Teater keliling generasi kedua tetap meneruskan visi misi awal yang bergerak dan menggerakkan dan lebih pada kesadaran akan nilai-nilai sejarah yang beraneka rupa namun terlupakan. Kisah kepahlawanan baik yang berujut legenda hingga yang nyata ada digali dan diolah menjadi satu bentuk modern art peforming. Generasi kedua lebih merangkul generasi yang sedang berjalan seperti milenial, genZ hingga Alpha. Mereka memiliki tanggung jawab merawat hingga mengembangkan kebudayaan bangsa. Bukan hanya dialam negeri tapi juga berkelana kemancanegara. Diplomasi budaya sangat diperlukan agar bangsa Indonesia tidak terperangkap terus menerus hanya diajar menjadi warga pasar internasional yang celakanya hanya menjual produk2 dari luar saja.


Teater keliling generasi kedua melakukan legalitasnya menjadi yayasan. Hal ini dilakukan sesuai perubahan aturan pemerintah dimana dalam hal memfasilitasi tentu akan lebih banyak menyangkut pemberian dana sehingga untuk itu tentu ada aturan2 yang harus ditaati. Salah satunya lembaga kesenian harus memiliki legalitas yang tercatat resmi pada lembaga negara yang memang menjadi tempat resmi mengeluarkan tanda legal. Kadang hal ini menjadi penghalang terbesar disebabkan seniman yang awam soal2 manajemen yang melibatkan notaris; sementara pihak pemerintah membutuhkan karena satu sen pun uang ada pertanggung jawaban yang dilindungi hukum yang berlaku. Perlu ada terobosan2 peraturan baru yang bisa tidak mempersulit kedua belah pihak.

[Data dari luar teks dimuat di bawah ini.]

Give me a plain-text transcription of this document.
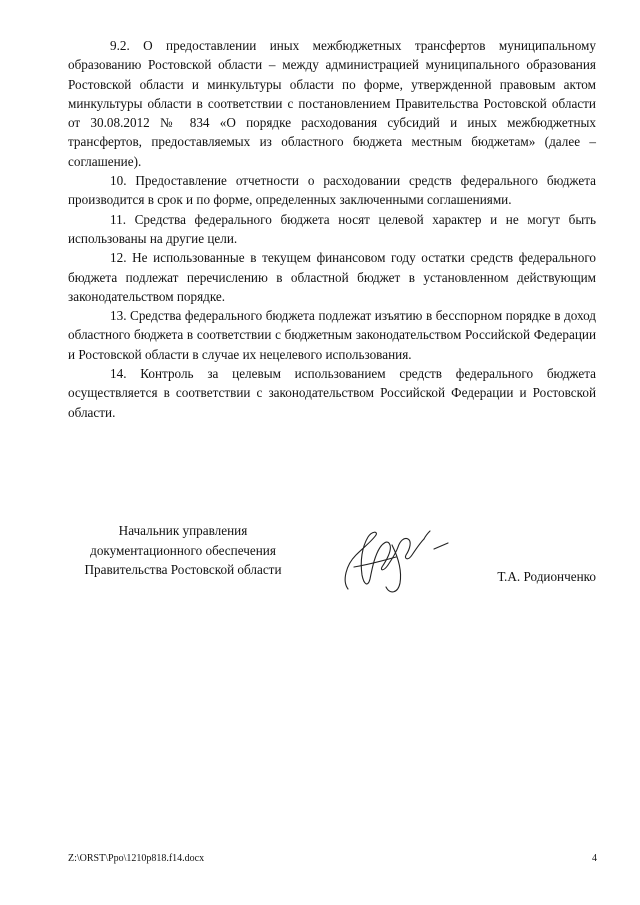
9.2. О предоставлении иных межбюджетных трансфертов муниципальному образованию Ростовской области – между администрацией муниципального образования Ростовской области и минкультуры области по форме, утвержденной правовым актом минкультуры области в соответствии с постановлением Правительства Ростовской области от 30.08.2012 № 834 «О порядке расходования субсидий и иных межбюджетных трансфертов, предоставляемых из областного бюджета местным бюджетам» (далее – соглашение).

10. Предоставление отчетности о расходовании средств федерального бюджета производится в срок и по форме, определенных заключенными соглашениями.

11. Средства федерального бюджета носят целевой характер и не могут быть использованы на другие цели.

12. Не использованные в текущем финансовом году остатки средств федерального бюджета подлежат перечислению в областной бюджет в установленном действующим законодательством порядке.

13. Средства федерального бюджета подлежат изъятию в бесспорном порядке в доход областного бюджета в соответствии с бюджетным законодательством Российской Федерации и Ростовской области в случае их нецелевого использования.

14. Контроль за целевым использованием средств федерального бюджета осуществляется в соответствии с законодательством Российской Федерации и Ростовской области.

Начальник управления
документационного обеспечения
Правительства Ростовской области	Т.А. Родионченко
Z:\ORST\Ppo\1210p818.f14.docx	4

Oi yang menjadi pemimpin umum teater keliling generasi kedua mengawali dengan mendirikan yayasan teater keliling. Kenalan2nya dapat dirangkul dan diyakinkan untuk ikut menjadi pembina yayasan seperti pak Sumanggar yang adalah salah satu komisaris PT.Nestle dan pak Toton Sarjana hukum selalu mendampingi agar perjalanan selalu sesuai hukum yang berlaku.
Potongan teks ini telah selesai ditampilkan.